Income investors often set a minimum dividend yield as a requirement for their buy decisions. That eliminates a number of stocks from consideration. This requirement could also increase market risk since it tends to limit investments to just a few sectors.
A diversified portfolio should hold more than large drug companies and big-name tech stocks that are no longer growing rapidly but are paying large dividends. Covered calls can increase the number of stocks that income investors can select from and help them diversify their portfolio without sacrificing income.
A covered call allows you to participate in the upside of the stock, while the income will help offset any downside. This is an excellent strategy for income investors to consider, and I want to use an example of a trade I like right now to illustrate the amount of income that is possible.
Arkansas Best (Nasdaq: ABFS) is a trucking company that has been around since 1935. It operates about 3,700 tractors and 20,000 trailers in long-haul and local pickup delivery operations. Arkansas Best also provides logistics support to its customers, using its IT systems to help companies manage inventory and schedule deliveries and pickups. Additionally, it leverages its internal processes and infrastructure to provide emergency roadside assistance to other trucking companies.
Revenue grew 25% last year and 45% in the first quarter of 2013. For the full year, analysts expect 9.4% revenue growth.

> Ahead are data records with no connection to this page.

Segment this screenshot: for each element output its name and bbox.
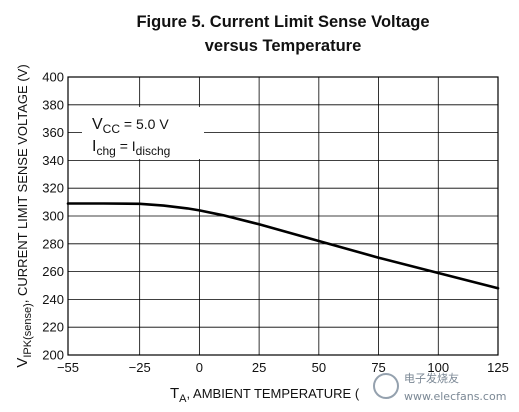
y-tick-label: 220	[42, 320, 64, 335]
x-tick-label: 75	[371, 360, 385, 375]
chart-title-line2: versus Temperature	[205, 37, 362, 55]
series-line	[66, 202, 500, 290]
y-axis-label-text: , CURRENT LIMIT SENSE VOLTAGE (V)	[15, 64, 30, 303]
x-axis-label-text: , AMBIENT TEMPERATURE (	[187, 386, 360, 401]
data-series	[66, 202, 500, 290]
y-axis-label-symbol: V	[14, 358, 31, 368]
watermark-url: www.elecfans.com	[404, 390, 506, 403]
x-axis-label: TA, AMBIENT TEMPERATURE (	[170, 385, 360, 405]
annotation-ichg-sub: chg	[96, 144, 115, 158]
annotation-ichg-main: I	[92, 138, 96, 155]
y-tick-label: 400	[42, 70, 64, 85]
annotation-vcc-rest: = 5.0 V	[120, 116, 169, 132]
chart-title-line1: Figure 5. Current Limit Sense Voltage	[136, 13, 429, 31]
plot-frame	[67, 76, 499, 356]
x-tick-label: 100	[427, 360, 449, 375]
annotation-box	[82, 107, 204, 159]
y-tick-label: 260	[42, 264, 64, 279]
x-tick-label: 125	[487, 360, 509, 375]
x-tick-label: 25	[252, 360, 266, 375]
y-axis-label: VIPK(sense), CURRENT LIMIT SENSE VOLTAGE…	[14, 64, 34, 367]
x-tick-label: −55	[57, 360, 79, 375]
annotation-ichg-sub2: dischg	[136, 144, 171, 158]
annotation-vcc-main: V	[92, 116, 103, 133]
grid-lines	[68, 77, 498, 355]
x-tick-labels: −55 −25 0 25 50 75 100 125	[57, 360, 509, 375]
x-axis-label-sub: A	[179, 393, 187, 405]
x-axis-label-symbol: T	[170, 385, 179, 402]
x-tick-label: −25	[129, 360, 151, 375]
watermark: 电子发烧友 www.elecfans.com	[373, 371, 506, 403]
y-tick-label: 200	[42, 348, 64, 363]
y-tick-label: 280	[42, 236, 64, 251]
y-tick-labels: 200 220 240 260 280 300 320 340 360 380 400	[42, 70, 64, 363]
annotation-vcc: VCC = 5.0 V	[92, 116, 169, 136]
x-tick-label: 50	[312, 360, 326, 375]
y-tick-label: 380	[42, 97, 64, 112]
annotation-ichg: Ichg = Idischg	[92, 138, 170, 158]
y-tick-label: 240	[42, 292, 64, 307]
y-tick-label: 320	[42, 181, 64, 196]
y-axis-label-sub: IPK(sense)	[22, 303, 34, 357]
y-tick-label: 360	[42, 125, 64, 140]
annotation-ichg-eq: = I	[116, 138, 136, 154]
y-tick-label: 300	[42, 209, 64, 224]
watermark-text-cn: 电子发烧友	[404, 371, 459, 385]
x-tick-label: 0	[196, 360, 203, 375]
y-tick-label: 340	[42, 153, 64, 168]
watermark-logo-icon	[373, 373, 399, 399]
annotation-vcc-sub: CC	[103, 122, 121, 136]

The company is stable but has been unprofitable for several years. Analysts expect a return to profitability this year with earnings per share (EPS) of $0.21 and a significant jump in profits to $1.70 a share in 2014. If they are right, now would be an ideal time to invest in ABFS.
Income investors, however, might not like the low dividend of $0.12 a year, a yield of just 0.4%. But the company has demonstrated its commitment to rewarding shareholders by paying a dividend every year since 1992. As profits grow, it is reasonable to believe that Arkansas Best is likely to increase its dividend.
While waiting for this to happen, investors can use covered calls to generate more income. To do this, you will need to buy at least 100 shares of the stock, because each call contract covers 100 shares. With ABFS trading at about $26.50 at the time of this writing, 100 shares will cost about $2,650.
A call option with a strike price of $29 expiring in December is trading at about $1.05. Selling one call generates instant income of $105 since each contract covers 100 shares.
When the call expires in December, if ABFS is below $29, you will keep the shares and the income from the options sale. You could then sell another call option as long as you continue to own the stock. Selling a call for $100 in income every two months would generate annual income of $600 a year on a $2,650 investment for a 22.6% yield. This dwarfs the dividend that would be collected on the stock.
If ABFS is trading above $29 when the option expires, you will have to sell the stock at $29. The call income would add to your total gain and you would make $355 on 100 shares in this example (a $250 gain on the stock plus $105 in income from the call). This would be a return of 13.4% in less than two months. You would then have $3,005 to invest in another trade.
Covered calls can create high-yielding income opportunities on many stocks, even those without dividends. This strategy is a low-risk way for investors to increase their income.